Art/Writing Assignment:
Following the lesson, Take a trip outdoors with the students and help each student collect two sticks that are about the same length. Cross the sticks or twigs to make a plus sign, and wrap the yarn around the spot where both sticks cross. Tie securely, and add another piece of yarn tied to the middle to hang the mobile from. Ask the students to name the four seasons. Once they named all four, discuss what types of weather you might see and feel during each season. Present the children with various clip art photos that they can choose for each season. Have each student label the season on the back of the photo with a marker. Punch a hole in top of each picture and tie to the student’s mobile. Hang the weather mobiles up in a special place in the classroom.
Extension:
Gather the students together at the circle rug. Remind them about the mobile they created and the clip art they chose. Have each student share his/her mobile and point to the side that matches the day’s season. Tell the students that during centers a choice activity at the computer centers will be to play the game “Dress Bobingo!” Explain to them that they need to help Bobingo dress for each season by selecting the correct clothes to wear each time. Demonstrate how to play using the website: http://www.bbc.co.uk/wales/bobinogs/games/game.shtml?1

Modifications:
For students who may have difficulty remembering types of seasons I would provide picture supports through board maker or clip art which depict summer, fall, winter, and spring. I would use picture supports to help students decide which type of season it is currently and which type of season they like best.
For students who have difficulty writing, I would have each season typed on paper and have the students identify the correct season “word” and match it with the appropriate clip art picture for the mobile.
Assessments:
Anecdotal records of teacher observation will be taken during each student’s opportunity to share his/her mobile and by watching them interact with the computer activity.
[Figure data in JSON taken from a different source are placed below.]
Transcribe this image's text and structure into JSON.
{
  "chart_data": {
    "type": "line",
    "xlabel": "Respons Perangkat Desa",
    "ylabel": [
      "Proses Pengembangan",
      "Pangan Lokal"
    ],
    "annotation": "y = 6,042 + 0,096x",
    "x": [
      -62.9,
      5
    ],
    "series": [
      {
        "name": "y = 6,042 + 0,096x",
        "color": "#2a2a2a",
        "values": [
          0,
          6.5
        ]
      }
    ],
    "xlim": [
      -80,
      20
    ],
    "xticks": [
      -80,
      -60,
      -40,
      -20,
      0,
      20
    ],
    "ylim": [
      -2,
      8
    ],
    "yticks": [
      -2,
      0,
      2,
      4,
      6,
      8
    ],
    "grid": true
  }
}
The teacher will look for the following when observing:
· Can the student identify and label each season.
· Is the student able to identify characteristics of each season (sunny, cloudy, hot, windy, longer nights, etc.)
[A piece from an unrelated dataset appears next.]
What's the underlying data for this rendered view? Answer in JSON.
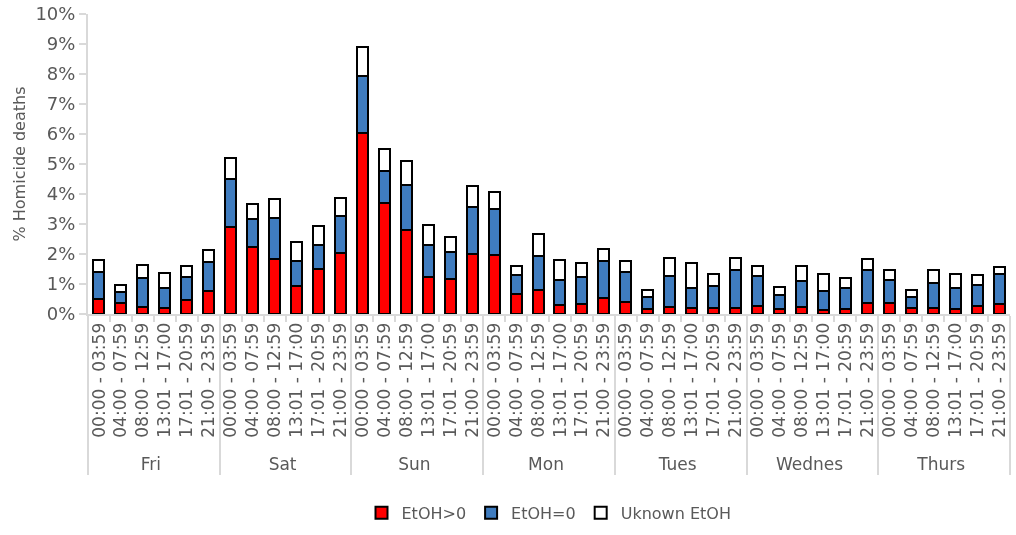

· Are the students able to accurately identify the appropriate clothing for “Bobingo” using the computer program?
Rhode Island Physical Science Grade Level Expectations:
Grade Span Expectations (K-4)
PS2 (K-4) SAE+INQ – 6
Experiment, observe, or predict how heat might move from one object to another.

PS2 (K-2)–6
Students demonstrate an understanding of energy by…
6a describing that the sun warms land and water.
6b describing that objects change in temperature
By adding or subtracting heat.

PS2 (3-4)–6
Students demonstrate an understanding of energy by…
6a describing how heat moves from warm objects to cold objects until
both objects are the same temperature.
6b showing that heat moves from one object to another causing temperature change
(e.g., when land heats
up it warms the air).
PS 2 - Energy is necessary for change to occur in matter. Energy can be stored, transferred, and transformed, but cannot be destroyed.